Not that I expected that to turn things around all by themselves, ya know…
Ruckus
@Betty Cracker:
I think it depends on how you view events you have no control over.
The ride can be interesting, the aftermath not so much. I think the emotion is more hate than fear.
Especially if a past one has cost you dearly.
Although looking at heavy objects headed your way with absolutely nothing you can do about it does change your perspective.
Paul in KY
@ruemara: Glad to hear that. Hope you get a permanent job real soon.
The Ancient Randonneur
That uniform you see in the Twitter profile pic of Dollard: he didn’t earn that. He was a journalist. But, yeah, Pat, nothing like pretending to be a Marine or soldier to endear you to all the real Vets.
Seanly
I’m a structural engineer. I did my masters research at Clemson on wind on low-rise (aka house) roofs.

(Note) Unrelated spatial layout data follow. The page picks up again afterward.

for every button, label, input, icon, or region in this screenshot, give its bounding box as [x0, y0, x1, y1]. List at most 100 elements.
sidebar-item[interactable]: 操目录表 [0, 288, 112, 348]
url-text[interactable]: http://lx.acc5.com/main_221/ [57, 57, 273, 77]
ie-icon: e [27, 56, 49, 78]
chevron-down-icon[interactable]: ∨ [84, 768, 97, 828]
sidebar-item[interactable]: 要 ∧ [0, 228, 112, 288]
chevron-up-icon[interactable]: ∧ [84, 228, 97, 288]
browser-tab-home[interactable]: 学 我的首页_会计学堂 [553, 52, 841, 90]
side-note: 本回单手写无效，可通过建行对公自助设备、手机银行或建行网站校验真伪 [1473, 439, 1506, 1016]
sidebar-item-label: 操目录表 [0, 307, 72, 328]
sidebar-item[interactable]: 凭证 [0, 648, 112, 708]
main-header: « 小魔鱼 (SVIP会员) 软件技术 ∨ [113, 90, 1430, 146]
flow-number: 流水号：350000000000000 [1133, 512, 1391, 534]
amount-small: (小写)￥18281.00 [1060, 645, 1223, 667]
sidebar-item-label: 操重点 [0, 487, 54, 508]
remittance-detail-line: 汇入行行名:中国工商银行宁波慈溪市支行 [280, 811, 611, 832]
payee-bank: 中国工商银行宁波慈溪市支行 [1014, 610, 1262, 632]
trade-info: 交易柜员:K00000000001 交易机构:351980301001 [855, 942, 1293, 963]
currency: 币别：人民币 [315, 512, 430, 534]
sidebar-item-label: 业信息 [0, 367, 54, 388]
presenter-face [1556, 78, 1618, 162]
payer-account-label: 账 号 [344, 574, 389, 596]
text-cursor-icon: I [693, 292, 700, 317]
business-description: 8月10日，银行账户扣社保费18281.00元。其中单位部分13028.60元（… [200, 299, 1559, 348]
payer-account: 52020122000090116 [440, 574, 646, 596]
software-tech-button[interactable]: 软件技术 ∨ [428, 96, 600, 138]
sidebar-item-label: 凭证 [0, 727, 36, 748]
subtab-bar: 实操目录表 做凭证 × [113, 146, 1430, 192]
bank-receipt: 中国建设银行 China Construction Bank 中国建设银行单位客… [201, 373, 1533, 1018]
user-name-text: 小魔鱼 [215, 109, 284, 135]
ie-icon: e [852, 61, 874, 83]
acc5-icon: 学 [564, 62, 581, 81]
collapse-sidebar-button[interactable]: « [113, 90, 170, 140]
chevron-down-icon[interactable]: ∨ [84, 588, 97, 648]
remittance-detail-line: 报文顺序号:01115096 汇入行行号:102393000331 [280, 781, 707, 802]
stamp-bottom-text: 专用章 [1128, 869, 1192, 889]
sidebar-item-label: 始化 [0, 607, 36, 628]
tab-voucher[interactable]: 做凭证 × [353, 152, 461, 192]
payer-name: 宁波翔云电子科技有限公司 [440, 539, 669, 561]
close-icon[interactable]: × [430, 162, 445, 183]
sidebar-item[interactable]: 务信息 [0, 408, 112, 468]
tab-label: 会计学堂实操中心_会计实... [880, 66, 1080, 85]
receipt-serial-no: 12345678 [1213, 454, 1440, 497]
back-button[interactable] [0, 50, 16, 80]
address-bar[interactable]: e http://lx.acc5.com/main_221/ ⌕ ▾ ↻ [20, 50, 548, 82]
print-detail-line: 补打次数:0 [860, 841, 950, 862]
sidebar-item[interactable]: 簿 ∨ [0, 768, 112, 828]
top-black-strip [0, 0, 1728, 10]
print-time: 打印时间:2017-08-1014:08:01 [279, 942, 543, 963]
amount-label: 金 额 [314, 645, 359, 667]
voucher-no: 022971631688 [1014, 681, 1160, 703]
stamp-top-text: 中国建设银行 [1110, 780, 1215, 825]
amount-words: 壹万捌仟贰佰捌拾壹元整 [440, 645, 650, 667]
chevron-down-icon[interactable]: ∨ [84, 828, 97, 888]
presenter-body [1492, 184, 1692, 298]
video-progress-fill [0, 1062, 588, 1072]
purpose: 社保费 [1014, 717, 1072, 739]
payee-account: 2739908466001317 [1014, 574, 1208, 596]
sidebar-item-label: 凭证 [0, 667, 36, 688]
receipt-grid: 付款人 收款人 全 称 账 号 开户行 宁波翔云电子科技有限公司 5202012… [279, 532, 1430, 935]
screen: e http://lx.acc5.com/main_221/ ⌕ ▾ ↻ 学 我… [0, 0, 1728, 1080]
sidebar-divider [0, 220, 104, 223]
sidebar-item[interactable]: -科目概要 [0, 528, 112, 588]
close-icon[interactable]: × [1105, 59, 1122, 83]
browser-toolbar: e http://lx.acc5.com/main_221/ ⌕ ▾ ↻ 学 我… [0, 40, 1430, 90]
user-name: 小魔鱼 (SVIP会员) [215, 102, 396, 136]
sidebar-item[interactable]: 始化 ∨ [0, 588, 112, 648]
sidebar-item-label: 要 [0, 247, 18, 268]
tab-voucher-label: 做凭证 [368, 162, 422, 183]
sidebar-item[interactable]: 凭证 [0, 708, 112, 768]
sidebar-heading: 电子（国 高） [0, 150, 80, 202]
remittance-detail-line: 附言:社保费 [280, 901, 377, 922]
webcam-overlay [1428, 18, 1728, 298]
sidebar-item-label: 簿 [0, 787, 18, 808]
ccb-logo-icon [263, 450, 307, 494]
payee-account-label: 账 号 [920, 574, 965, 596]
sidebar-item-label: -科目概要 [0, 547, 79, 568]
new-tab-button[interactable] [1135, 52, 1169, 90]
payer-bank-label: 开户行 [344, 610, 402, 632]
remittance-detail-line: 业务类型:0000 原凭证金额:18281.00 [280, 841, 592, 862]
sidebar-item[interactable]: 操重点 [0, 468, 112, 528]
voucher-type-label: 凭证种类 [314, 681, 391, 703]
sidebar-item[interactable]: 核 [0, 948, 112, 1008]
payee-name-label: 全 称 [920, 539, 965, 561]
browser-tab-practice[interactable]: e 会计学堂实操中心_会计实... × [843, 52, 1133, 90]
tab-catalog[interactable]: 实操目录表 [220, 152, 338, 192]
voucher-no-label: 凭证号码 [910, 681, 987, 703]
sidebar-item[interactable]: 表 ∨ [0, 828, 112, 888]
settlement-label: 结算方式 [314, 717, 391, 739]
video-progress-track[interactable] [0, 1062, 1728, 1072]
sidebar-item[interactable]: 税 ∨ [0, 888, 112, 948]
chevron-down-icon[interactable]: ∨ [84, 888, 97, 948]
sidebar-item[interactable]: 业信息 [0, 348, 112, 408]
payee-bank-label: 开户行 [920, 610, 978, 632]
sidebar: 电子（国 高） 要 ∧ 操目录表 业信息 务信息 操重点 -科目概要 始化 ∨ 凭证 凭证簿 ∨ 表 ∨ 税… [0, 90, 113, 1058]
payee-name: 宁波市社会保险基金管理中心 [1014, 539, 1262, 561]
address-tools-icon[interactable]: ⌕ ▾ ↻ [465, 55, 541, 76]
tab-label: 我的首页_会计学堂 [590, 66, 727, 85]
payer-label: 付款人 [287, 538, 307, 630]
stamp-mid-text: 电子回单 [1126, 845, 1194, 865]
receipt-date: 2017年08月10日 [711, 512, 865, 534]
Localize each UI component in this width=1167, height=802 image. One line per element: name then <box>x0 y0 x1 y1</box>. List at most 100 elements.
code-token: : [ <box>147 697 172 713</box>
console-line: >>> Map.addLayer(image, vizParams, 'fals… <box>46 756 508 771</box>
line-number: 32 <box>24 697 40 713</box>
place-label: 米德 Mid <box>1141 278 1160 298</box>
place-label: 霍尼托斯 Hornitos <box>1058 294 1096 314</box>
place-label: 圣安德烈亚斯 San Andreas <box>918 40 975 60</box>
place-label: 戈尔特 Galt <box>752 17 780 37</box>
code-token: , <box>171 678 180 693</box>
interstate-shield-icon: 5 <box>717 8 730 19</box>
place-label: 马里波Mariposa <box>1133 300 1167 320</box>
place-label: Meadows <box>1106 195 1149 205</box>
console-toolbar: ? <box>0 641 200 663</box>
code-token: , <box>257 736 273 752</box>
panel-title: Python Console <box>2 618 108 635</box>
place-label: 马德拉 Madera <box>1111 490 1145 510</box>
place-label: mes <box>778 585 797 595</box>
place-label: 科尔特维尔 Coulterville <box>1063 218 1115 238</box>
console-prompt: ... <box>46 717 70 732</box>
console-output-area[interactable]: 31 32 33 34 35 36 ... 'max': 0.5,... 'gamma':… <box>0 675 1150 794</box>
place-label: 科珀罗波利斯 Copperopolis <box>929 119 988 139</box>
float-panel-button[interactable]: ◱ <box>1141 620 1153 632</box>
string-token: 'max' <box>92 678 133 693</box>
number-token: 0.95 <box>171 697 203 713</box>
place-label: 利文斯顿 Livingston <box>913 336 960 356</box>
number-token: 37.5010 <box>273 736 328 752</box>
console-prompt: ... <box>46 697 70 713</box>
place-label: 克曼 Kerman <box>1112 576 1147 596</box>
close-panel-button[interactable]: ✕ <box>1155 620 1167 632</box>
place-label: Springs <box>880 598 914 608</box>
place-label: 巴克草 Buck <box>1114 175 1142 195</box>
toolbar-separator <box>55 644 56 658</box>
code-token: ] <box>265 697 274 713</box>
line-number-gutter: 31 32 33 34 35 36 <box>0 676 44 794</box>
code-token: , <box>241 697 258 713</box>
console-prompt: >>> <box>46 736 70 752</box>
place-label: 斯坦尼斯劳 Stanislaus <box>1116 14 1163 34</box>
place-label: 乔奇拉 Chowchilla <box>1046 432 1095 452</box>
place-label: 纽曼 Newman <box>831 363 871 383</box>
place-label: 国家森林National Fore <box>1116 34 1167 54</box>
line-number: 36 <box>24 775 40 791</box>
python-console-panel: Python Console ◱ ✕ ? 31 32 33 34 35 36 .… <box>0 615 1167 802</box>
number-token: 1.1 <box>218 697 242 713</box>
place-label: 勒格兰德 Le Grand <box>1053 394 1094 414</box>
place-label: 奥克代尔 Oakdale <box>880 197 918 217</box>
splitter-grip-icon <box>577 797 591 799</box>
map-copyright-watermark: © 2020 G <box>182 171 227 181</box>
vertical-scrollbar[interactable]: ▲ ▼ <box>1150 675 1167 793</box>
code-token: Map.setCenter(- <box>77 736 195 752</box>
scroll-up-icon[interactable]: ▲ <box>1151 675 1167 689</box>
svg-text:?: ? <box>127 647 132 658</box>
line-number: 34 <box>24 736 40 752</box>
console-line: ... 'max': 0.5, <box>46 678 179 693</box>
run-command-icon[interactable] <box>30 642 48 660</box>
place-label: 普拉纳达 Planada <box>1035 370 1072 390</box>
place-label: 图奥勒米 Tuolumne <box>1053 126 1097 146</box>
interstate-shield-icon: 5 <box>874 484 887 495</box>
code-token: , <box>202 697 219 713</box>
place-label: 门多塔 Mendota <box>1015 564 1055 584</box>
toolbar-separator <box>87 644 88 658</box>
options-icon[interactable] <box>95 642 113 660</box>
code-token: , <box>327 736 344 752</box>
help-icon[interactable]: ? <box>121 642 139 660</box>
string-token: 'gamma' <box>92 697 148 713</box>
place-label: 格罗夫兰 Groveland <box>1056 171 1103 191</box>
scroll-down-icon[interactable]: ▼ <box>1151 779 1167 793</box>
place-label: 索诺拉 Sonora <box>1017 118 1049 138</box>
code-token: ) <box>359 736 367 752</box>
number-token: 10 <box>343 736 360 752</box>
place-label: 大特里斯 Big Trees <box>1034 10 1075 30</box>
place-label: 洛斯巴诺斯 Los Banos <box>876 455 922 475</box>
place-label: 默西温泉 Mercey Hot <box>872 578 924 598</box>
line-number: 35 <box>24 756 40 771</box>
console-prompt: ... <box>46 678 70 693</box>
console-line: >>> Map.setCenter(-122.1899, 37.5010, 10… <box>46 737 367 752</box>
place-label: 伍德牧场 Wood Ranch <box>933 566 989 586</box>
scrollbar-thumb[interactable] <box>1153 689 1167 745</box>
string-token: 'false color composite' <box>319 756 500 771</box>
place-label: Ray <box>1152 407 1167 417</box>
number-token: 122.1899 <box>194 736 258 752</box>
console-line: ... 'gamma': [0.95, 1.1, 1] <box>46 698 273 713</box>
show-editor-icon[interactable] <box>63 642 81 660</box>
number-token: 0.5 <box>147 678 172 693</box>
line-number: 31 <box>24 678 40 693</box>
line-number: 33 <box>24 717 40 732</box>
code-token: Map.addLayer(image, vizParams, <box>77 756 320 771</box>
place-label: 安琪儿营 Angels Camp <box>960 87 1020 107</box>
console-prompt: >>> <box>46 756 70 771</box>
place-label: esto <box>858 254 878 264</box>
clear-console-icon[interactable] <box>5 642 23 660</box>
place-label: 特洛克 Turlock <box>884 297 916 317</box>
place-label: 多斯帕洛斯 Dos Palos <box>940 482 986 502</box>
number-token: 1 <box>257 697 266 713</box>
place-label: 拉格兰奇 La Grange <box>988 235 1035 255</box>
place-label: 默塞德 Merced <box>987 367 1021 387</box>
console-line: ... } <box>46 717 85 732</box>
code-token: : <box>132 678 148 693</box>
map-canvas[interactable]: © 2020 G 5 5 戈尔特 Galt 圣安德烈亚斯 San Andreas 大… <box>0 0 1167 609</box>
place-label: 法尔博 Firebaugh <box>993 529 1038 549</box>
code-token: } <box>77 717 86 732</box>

If I had my druthers, I’d want to be home during an earthquake. Failing that, most modern office buildings should be safe. I wouldn’t want to be in a hurricane & definitely not in a tornado. I lived for several years as a kid in Little Rock AR and there were a few times that I had to hide in the downstairs bathroom with sofa cushions around me.
I would not want to be in any type of tall ceiling box store during either an earthquake or wind event (hurricane, tornado or even straightline winds over 40 mph). While the box stores are generally safe, the typical floor to column connection is what we call pinned (no translation but can rotate at the base) and the same at the top. This works great for the vertical loads, but you need horizontal stability also. This is usually provided via the cinder block walls. But if the wind picks up the roof slightly, then the columns & roof are no longer stable while there is wind blowing on them. A properly detailed & constructed wall will continue supporting the roof, but I wouldn’t want to push my luck.
chopper
@kdaug:
haven’t dealt with an earthquake, but the town i grew up in was hit by an F5 so i think i’ll take the quake.
Mnemosyne
@Seanly:
The major losses of life we had here after the Northridge earthquake were in “soft story” apartment buildings with an above-ground parking garage supporting the rest of the building (usually 2 or 3 more floors). When the garage collapsed, the rest of the building collapsed on top of the people living on the first floor.
As you said, in an earthquake, it’s usually stuff around you that can fall or collapse on you that kills and injures people, not the earthquake itself.
Denali
Thank you for sharing this clip.
Ruckus
@Seanly:
A customer of mine had his tilt up separate at the wall/roof junction during the 94 Northridge earthquake. Only one panel but it pulled the ones next to it out away from the wall/roof junction as well. There was about a foot of daylight along the one panel. The panel was OK, had to be pushed back into place and tied back to the roof. The tilt up I was in suffered no building damage. On the other hand my stuff inside was a total disaster.
Sondra
Thank you so much for this wonderful video. My best friend and I work with Special Needs Children teaching them to ride horses. All our CP kids are much younger than this amazing woman, but we have high hopes for our CP kids and this video will be an inspiration for their parents.